O efeito do placebo, coisa genética?

Em algumas pessoas, uma pílula de açúcar simples fica estimular uma resposta que nada tem como origem a introdução de glicose no sangue. O fato de acreditar que está a tomar um medicamento para um sintoma estimula uma resposta em várias áreas do cérebro, a fim de lidar. Mas esse efeito, conhecido como efeito placebo parece agir de forma diferente entre algumas pessoas e outros, por quê?

Um artigo publicado em Trends in Molecular Medicine encontrados os genes desempenham um papel importante no desempenho do efeito placebo.

Voltando às origens

O efeito placebo apareceu pela primeira vez em 1978 em um estudo realizado em pacientes que tinham extraídos seu dente do siso. Eles foram divididos em dois grupos, o primeiro receberam placebo e o segundo foi fornecido naloxona, um composto que actua através do bloqueio analgésicos produzidos pelo cérebro.

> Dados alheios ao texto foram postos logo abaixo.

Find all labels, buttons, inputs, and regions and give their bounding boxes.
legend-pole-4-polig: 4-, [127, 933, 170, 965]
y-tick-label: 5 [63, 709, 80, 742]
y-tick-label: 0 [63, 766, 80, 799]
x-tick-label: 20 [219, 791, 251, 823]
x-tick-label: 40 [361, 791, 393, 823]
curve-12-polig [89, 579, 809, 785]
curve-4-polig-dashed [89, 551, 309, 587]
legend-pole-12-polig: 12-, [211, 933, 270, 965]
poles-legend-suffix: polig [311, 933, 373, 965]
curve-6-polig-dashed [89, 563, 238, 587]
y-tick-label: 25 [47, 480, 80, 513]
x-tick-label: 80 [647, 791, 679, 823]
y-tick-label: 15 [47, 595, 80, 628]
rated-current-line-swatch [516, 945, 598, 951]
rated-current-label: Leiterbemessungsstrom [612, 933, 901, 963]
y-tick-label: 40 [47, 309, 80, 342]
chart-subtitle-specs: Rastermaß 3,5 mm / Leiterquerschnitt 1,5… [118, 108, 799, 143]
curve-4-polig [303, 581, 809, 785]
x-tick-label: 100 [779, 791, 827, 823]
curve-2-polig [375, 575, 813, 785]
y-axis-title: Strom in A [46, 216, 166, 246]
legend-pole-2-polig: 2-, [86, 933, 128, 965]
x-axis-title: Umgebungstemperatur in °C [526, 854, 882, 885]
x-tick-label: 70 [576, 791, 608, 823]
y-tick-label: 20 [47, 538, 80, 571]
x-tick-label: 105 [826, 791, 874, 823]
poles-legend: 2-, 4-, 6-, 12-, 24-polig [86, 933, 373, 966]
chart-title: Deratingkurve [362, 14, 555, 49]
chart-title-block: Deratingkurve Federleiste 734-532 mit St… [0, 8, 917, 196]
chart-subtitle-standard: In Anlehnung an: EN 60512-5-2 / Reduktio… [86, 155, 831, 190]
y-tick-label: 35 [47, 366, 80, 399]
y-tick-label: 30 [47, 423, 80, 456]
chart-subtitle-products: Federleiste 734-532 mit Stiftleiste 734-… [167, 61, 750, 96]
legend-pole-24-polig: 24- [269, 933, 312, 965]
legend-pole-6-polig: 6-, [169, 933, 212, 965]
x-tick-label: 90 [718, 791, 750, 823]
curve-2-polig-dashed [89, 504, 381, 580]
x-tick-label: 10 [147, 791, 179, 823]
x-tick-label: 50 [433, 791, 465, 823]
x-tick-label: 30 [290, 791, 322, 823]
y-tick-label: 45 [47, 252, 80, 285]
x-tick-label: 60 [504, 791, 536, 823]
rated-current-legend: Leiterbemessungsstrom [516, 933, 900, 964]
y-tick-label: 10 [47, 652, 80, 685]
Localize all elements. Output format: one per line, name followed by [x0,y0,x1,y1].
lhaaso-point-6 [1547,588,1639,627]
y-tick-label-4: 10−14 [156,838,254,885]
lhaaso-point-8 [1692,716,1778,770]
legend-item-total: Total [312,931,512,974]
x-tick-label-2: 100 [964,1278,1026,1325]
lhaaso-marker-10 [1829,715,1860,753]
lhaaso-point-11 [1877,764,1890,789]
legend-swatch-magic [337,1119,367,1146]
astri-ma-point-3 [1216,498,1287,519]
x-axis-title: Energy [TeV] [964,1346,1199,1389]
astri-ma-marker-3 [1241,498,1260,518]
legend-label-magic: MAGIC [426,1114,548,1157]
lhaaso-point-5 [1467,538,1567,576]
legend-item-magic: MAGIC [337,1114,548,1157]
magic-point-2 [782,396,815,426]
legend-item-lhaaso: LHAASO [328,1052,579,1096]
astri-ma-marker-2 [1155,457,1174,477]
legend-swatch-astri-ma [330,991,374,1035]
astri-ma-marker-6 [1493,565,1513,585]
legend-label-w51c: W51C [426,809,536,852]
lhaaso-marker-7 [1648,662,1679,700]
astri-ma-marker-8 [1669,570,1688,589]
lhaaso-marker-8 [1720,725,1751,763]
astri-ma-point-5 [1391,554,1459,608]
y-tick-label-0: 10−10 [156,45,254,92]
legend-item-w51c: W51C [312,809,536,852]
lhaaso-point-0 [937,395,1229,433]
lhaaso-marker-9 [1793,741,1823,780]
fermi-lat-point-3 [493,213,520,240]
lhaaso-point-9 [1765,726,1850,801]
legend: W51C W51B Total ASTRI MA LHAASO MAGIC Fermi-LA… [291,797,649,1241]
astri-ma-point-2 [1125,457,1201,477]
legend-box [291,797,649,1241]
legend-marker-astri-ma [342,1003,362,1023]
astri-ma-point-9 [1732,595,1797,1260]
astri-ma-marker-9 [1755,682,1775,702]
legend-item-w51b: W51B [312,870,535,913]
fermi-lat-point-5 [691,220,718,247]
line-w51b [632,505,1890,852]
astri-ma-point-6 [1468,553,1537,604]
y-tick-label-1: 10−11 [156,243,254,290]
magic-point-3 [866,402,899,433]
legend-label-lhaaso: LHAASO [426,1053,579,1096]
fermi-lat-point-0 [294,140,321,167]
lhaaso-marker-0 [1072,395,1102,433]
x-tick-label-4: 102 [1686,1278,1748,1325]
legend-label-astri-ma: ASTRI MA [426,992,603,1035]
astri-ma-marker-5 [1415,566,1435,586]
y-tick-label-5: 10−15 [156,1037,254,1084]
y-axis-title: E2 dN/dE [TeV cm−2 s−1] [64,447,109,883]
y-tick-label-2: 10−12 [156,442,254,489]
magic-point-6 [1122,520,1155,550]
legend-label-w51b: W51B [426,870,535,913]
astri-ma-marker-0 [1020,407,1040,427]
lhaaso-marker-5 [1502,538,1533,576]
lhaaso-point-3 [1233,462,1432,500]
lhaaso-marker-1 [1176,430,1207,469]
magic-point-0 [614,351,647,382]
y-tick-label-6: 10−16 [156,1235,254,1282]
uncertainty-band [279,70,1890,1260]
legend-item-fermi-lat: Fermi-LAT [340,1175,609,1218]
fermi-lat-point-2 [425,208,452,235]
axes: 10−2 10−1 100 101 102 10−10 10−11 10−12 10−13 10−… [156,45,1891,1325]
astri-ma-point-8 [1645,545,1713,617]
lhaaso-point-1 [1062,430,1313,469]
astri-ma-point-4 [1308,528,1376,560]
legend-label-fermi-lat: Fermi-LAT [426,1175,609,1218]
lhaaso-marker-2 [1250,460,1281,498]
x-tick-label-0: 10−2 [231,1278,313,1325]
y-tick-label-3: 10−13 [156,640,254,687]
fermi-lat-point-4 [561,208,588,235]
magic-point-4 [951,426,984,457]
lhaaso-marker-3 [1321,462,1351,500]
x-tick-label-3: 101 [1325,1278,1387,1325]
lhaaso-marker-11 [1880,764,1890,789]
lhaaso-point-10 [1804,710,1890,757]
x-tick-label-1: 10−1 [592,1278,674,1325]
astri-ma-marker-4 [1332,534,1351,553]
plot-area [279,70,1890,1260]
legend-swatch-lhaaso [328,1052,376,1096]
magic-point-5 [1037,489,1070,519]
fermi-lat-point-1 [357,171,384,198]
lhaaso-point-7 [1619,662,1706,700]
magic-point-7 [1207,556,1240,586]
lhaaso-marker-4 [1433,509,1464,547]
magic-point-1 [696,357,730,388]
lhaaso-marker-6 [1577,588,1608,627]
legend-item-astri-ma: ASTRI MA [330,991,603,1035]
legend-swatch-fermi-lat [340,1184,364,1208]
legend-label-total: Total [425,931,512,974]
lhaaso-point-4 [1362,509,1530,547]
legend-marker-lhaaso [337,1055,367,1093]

Depois de um tempo, que foi determinado para o primeiro grupo também este composto.

Os resultados mostraram que a naloxona só agem naqueles que relataram sentir dor no início, concluindo que placebos agiu ativando analgésicos naturais do cérebro.

Assim, os primeiros mecanismos de efeito placebo foram estabelecidos, no entanto, por que esse efeito foi agindo sob as mesmas condições em algumas pessoas, mas não outros?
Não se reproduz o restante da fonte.